Zero-Shot Sim-to-Real Transfer Breakthrough

Ai2 announced a major advance in robotics: models trained entirely in simulation that transfer directly to real-world robots without additional manually-collected data or fine-tuning. This zero-shot sim-to-real transfer removes a major bottleneck that has historically required months of teleoperated real-world demonstrations to achieve reliable robot performance. The breakthrough challenges a core assumption in the field and demonstrates that simulation diversity alone can enable practical real-world robot capability.

MolmoSpaces: Open Simulation Infrastructure

MolmoSpaces is an open ecosystem for embodied AI research that consolidates simulation infrastructure into a unified platform:

  • 230,000+ indoor scenes for diverse training environments
  • 130,000+ curated object assets with varied properties
  • 42 million physics-grounded robotic grasp annotations
  • Support for systematic variation of lighting, physics, articulation, and task definitions
  • Integration with widely-used simulators including MuJoCo, NVIDIA Isaac Lab, and NVIDIA Isaac Sim

By releasing assets, tools, and infrastructure openly, Ai2 is democratizing robotics research and making it reproducible across institutions.

MolmoBot: Practical Zero-Shot Manipulation

MolmoBot is a fully open manipulation model suite trained entirely on synthetic data from MolmoSpaces. It demonstrates the zero-shot approach in practice across multiple robot systems:

  • Pick and place tasks on unseen objects and environments
  • Articulated object manipulation (drawers, cabinets)
  • Door opening and similar navigation tasks
  • Works across different robot morphologies, including mobile manipulators

Crucially, MolmoBot achieves this without photorealistic rendering, task-specific fine-tuning, or real-world demonstration data. Ai2's evaluations show that breadth of simulation diversity outweighs repetition, indicating that richer virtual environments are more important than simply scaling the same scenarios.

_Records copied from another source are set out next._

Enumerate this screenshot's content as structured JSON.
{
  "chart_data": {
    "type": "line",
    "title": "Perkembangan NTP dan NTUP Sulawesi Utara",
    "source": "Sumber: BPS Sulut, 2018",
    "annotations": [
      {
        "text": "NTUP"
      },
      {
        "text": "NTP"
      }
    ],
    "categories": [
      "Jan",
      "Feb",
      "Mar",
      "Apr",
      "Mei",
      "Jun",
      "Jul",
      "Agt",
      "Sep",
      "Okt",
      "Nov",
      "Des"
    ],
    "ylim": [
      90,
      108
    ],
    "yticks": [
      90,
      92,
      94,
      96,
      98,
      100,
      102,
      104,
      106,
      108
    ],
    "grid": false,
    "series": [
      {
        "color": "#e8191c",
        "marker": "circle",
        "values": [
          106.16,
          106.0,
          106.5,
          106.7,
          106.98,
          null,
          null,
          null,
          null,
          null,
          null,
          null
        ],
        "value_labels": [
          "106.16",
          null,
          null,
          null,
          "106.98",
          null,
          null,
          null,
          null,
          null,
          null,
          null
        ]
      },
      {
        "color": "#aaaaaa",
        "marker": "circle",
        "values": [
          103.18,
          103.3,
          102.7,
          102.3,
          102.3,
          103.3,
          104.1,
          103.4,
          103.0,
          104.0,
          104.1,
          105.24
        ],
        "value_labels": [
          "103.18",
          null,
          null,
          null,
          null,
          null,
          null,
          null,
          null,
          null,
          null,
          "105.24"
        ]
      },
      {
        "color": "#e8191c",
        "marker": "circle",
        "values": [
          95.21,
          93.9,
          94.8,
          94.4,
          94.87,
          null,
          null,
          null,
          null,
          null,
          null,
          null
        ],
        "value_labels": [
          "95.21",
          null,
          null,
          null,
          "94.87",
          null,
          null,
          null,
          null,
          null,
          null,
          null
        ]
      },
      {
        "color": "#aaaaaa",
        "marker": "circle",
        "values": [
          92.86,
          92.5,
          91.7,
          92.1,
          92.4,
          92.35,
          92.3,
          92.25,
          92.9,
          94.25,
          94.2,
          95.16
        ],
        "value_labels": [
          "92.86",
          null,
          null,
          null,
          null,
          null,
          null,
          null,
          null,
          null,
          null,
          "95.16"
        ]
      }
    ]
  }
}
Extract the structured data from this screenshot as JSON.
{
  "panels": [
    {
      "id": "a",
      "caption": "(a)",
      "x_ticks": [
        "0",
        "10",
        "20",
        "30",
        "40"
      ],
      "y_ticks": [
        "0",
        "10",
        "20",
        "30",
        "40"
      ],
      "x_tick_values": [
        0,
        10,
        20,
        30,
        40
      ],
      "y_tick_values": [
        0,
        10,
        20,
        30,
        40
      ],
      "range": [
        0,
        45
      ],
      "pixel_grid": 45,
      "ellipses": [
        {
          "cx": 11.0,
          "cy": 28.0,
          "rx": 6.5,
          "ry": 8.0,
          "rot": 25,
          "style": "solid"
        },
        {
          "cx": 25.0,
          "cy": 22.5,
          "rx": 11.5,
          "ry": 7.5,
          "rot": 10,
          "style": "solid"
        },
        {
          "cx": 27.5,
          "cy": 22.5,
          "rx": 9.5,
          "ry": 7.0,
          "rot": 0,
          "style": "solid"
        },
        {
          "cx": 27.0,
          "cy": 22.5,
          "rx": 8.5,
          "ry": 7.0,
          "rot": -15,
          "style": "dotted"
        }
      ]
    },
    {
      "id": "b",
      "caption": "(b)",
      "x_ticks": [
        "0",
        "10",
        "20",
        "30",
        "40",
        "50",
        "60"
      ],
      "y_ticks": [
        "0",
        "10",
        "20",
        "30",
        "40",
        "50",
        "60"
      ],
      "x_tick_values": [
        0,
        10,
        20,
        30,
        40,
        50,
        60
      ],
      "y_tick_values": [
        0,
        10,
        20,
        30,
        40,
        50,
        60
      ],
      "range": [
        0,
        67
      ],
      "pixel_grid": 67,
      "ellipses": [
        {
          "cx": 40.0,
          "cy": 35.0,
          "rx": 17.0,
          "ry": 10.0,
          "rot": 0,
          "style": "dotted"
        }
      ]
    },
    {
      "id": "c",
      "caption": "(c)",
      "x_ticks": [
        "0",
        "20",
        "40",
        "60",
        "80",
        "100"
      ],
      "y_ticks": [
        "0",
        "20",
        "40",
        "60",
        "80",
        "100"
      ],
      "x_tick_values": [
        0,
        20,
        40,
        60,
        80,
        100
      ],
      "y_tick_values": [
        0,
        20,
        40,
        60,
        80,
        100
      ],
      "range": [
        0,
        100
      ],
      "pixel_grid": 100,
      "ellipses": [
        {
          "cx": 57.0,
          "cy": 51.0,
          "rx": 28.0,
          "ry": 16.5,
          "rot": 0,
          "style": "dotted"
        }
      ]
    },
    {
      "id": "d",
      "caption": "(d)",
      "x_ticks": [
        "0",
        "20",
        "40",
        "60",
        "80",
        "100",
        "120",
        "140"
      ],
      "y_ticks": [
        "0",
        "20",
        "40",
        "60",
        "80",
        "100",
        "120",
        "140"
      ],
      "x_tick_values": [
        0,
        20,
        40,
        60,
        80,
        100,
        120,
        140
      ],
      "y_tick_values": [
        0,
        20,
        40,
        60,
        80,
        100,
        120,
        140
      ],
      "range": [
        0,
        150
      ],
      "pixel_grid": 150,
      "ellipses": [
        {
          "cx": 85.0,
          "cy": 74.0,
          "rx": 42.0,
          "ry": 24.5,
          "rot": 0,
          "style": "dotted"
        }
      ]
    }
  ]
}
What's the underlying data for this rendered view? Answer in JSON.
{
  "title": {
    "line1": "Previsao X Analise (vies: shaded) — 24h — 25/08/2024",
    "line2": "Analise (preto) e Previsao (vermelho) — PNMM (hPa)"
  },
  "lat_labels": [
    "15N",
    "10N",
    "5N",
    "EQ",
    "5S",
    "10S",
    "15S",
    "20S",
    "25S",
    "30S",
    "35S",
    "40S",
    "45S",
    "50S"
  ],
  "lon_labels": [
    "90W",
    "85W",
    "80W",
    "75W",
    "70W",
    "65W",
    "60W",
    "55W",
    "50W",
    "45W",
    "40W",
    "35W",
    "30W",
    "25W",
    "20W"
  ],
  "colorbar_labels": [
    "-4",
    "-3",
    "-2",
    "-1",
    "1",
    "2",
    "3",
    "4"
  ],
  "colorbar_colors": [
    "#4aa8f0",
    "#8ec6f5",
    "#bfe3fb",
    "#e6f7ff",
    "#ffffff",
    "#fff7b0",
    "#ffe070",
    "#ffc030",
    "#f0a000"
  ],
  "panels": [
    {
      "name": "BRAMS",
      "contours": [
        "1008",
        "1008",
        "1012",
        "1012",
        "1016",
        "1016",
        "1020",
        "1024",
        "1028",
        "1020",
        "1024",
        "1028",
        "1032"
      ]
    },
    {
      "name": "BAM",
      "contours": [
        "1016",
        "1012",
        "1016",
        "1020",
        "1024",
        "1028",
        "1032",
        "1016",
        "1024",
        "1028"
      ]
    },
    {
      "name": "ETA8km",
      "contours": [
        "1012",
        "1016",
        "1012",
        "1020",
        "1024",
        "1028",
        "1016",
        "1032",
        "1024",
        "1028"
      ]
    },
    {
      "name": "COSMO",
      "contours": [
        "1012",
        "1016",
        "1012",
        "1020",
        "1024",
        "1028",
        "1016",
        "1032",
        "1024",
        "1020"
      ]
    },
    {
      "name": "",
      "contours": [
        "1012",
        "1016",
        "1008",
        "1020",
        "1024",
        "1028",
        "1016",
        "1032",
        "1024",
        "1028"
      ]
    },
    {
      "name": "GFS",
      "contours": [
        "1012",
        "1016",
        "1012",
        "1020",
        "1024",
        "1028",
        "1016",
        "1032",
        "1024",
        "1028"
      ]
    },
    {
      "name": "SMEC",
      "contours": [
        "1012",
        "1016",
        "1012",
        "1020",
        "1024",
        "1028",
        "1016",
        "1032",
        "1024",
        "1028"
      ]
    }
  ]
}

Implications for Robotics Research

This shift restructures the robotics development pipeline. Instead of months of cumbersome manual data collection, researchers can focus on designing diverse simulated environments that scale with computational resources. This makes robotics research faster, more reproducible, and more accessible to labs and companies without proprietary robot platforms or large demonstration datasets.

All components—models, simulation infrastructure, grasp annotations, data generation pipelines, and benchmarking tools—are released as open source, enabling the broader research community to build, test, and improve physical AI systems collaboratively.